Downy Mildew Helps a Bad Hitchhiker in Lettuce
Downy mildew is usually a lettuce grower’s worst nightmare; it’s the biggest problem in lettuce production. Multiple applications of protectants are usually needed to control the fungus-like water mold Bremia lactucae that causes downy mildew, and it may cost millions of dollars more in bad years when it can wipe out entire crops regardless of treatment.
But ARS microbiologist Maria Brandl at the Produce Safety and Microbiology Research Unit in Albany, California, is more interested in another pathogen that sometimes can be traced to lettuce fields: Escherichia coli O157:H7. This highly virulent bacterium is one of the most common causes of foodborne illness in people. While food sources of E. coli O157:H7 are as diverse as undercooked beef, sprouts, raw dairy, shelled walnuts, fruits, and vegetables, multi-state outbreaks have been traced back to lettuce.
How this pathogenic bacterium gets ensconced on lettuce plants has been a persistent mystery. Various possible pathways have been investigated, from wandering feral pigs to contaminated irrigation water to the feces of snails, flies, and flying birds.
Lettuce leaves are not normally a welcoming environment for enteric (intestinal) bacteria like E. coli O157:H7; the leaf surface is actually a harsh location where many microbes struggle to survive. But the epidemiological evidence is undisputable.
So Brandl has been on the lookout for special circumstances that might allow E. coli O157:H7 to multiply. In earlier research, she found that E. coli O157:H7 preferred cut, injured, and younger leaves to undamaged and older ones. Then she collaborated with ARS geneticist and lettuce breeder Ivan Simko from the Crop Improvement and Protection Research Unit at Salinas, California.
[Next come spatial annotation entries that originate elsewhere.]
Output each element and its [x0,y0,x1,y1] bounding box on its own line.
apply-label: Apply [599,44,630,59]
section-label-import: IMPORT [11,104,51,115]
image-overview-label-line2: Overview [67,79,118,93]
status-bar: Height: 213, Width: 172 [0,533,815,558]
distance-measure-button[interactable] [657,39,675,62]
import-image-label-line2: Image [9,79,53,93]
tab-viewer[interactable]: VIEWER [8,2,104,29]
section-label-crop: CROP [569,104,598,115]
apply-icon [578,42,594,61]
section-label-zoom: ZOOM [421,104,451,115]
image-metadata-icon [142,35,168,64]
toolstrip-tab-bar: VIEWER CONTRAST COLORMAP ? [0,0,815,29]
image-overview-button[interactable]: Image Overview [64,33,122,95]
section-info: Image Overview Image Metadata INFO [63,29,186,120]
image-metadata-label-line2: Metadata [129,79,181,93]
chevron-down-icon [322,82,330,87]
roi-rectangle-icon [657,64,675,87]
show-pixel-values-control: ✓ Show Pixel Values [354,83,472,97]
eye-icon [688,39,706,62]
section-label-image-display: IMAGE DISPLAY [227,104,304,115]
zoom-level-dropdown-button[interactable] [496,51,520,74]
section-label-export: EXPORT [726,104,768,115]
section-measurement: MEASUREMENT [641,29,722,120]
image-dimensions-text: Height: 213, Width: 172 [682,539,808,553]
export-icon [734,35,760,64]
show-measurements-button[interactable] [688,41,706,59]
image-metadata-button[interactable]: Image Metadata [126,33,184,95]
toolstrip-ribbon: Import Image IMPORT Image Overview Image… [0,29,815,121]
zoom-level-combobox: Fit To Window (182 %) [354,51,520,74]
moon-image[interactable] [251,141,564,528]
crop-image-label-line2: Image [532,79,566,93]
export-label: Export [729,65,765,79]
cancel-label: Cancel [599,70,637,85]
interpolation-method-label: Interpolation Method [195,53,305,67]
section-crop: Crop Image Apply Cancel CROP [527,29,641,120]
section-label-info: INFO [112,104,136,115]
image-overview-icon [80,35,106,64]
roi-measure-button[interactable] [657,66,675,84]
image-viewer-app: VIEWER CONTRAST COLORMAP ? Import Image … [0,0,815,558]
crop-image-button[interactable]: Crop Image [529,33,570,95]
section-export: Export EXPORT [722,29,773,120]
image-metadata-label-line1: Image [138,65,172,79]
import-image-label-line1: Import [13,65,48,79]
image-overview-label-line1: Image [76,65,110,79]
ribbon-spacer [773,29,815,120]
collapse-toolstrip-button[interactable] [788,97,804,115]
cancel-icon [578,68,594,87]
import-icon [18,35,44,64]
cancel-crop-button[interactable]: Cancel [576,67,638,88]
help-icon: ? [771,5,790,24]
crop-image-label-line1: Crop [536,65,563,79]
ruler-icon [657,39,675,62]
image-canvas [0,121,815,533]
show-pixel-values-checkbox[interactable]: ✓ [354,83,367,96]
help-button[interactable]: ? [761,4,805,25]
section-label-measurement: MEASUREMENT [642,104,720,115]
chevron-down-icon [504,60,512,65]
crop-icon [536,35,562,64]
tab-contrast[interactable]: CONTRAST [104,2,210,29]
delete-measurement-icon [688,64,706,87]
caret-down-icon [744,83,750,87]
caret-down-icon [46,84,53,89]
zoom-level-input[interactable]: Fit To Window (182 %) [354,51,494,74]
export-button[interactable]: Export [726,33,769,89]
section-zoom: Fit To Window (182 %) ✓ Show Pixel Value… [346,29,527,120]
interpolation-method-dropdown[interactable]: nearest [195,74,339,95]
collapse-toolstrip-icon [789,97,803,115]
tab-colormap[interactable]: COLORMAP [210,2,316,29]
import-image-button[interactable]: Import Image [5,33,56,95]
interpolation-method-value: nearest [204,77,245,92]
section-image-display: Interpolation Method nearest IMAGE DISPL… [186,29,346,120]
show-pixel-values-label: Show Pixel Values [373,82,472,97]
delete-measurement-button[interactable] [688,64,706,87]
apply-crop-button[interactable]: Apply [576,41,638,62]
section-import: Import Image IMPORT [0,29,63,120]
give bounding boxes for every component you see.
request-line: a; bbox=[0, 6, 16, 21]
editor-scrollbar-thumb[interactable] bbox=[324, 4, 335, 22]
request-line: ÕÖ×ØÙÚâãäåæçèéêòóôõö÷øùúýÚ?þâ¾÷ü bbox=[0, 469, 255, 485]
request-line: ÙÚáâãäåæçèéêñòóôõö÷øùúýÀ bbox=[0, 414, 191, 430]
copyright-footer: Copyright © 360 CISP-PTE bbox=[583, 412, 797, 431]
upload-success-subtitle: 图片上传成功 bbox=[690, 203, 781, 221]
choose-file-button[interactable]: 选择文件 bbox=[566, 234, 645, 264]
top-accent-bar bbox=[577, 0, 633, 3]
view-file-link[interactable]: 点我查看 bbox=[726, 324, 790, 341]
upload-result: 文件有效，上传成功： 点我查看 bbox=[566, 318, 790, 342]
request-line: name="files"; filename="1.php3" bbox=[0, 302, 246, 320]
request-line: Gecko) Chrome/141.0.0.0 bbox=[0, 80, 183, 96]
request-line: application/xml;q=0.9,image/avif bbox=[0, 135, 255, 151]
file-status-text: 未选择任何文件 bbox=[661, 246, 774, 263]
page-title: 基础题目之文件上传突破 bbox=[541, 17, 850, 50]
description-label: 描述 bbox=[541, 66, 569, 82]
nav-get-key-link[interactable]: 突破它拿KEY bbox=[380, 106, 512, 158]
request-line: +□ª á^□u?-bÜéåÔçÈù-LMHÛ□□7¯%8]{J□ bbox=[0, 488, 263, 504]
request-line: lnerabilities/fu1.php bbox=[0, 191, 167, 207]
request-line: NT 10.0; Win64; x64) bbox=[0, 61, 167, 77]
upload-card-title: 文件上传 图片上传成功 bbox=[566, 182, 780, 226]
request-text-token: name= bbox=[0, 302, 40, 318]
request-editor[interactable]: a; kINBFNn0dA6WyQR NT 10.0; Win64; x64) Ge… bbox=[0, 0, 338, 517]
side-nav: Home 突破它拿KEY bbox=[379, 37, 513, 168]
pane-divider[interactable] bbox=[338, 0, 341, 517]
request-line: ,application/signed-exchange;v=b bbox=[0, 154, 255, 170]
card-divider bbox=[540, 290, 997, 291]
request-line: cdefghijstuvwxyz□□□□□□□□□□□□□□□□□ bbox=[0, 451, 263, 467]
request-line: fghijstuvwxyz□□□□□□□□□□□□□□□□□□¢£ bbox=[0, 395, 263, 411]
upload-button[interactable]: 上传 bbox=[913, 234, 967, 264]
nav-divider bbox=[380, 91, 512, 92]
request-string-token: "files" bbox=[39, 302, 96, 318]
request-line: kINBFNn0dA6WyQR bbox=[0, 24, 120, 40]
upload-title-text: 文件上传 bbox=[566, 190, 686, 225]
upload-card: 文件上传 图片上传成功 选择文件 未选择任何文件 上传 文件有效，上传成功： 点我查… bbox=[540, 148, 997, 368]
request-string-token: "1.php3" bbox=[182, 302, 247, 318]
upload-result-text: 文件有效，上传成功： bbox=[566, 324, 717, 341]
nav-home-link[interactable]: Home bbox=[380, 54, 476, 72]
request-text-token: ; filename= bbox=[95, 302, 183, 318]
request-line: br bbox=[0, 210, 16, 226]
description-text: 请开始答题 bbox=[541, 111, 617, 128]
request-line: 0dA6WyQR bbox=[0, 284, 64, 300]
They considered that E. coli O157:H7 may team up with the downy mildew pathogen, which invades leaf cells when plants are wet, breaking down the leaf tissue and eventually creating chlorotic (yellowing) and necrotic, dead spots.
What they found was eye-opening, generating enough attention that their journal article in BMC Microbiology was accessed online more than 1,000 times in the 2 months after its publication.
“Given favorable growing conditions of warmth and free water on the leaves, E. coli O157:H7 numbers increased 1,000-fold more in downy mildew lesions than on healthy lettuce leaf tissue,” Brandl explains. “We also saw much greater survival of E. coli O157:H7 on leaves with downy mildew disease than on healthy tissue when the lettuce leaf surface was dry, a condition that typically leads to the rapid death of most E. coli O157:H7 cells.”
Similar relationships have not been reported with other pathogens. For example, lesions caused by lettuce mosaic virus did not promote the growth or survival of Salmonella, nor did infection of spinach by Pseudomonas syringae affect E. coli O157:H7 growth. So it does not appear that the physical occurrence of lesions alone is assisting E. coli.
To further test if downy mildew plays an overt role in E. coli O157:H7 colonization of lettuce or if it is a coincidence of conditions, they turned to lettuce RH08-0464, the breeding line that ARS geneticist and lettuce breeder Ryan Hayes in Salinas recently released in collaboration with Simko.
“We found that E. coli O157:H7 could not grow as well in the lesions of the more resistant lettuce line RH08-0464 line as it did on a conventional commercial variety called Triple Threat, which is highly susceptible to downy mildew,” Simko reports.
Knowing there is a connection is one thing; putting it to use is another.
One potential connection Brandl and Simko are following is that downy mildew resistance in lettuce line RH08-0464 may also effect greater expression of the antimicrobial protein PR-1. This protein contributes to a plant’s general defense against microbial colonization, and the researchers found it was expressed at a higher level in lettuce line RH08-0464 than in Triple Threat in their study.
But the exact factors that cause less growth of E. coli O157:H7in the more resistant line still need to be carefully explored. The next step will be to look for “a relationship between broad immunity and survival of E. coli O157:H7 in a larger number of lettuce lines and varieties before we will have any information about a genetic concept,” Brandl and Simko explain.
If any genetic hurdle to E. coli O157:H7 colonization could be bred into commercial lettuce varieties along with downy mildew resistance, it would add a new defensive line in lettuce safety, helping farmers to improve the microbial safety of their crop as well as control their number-one plant disease problem.—By Kim Kaplan, Agricultural Research Service Information Staff.
“Downy Mildew Helps a Bad Hitchhiker in Lettuce” was published in the July 2015 issue of AgResearch Magazine.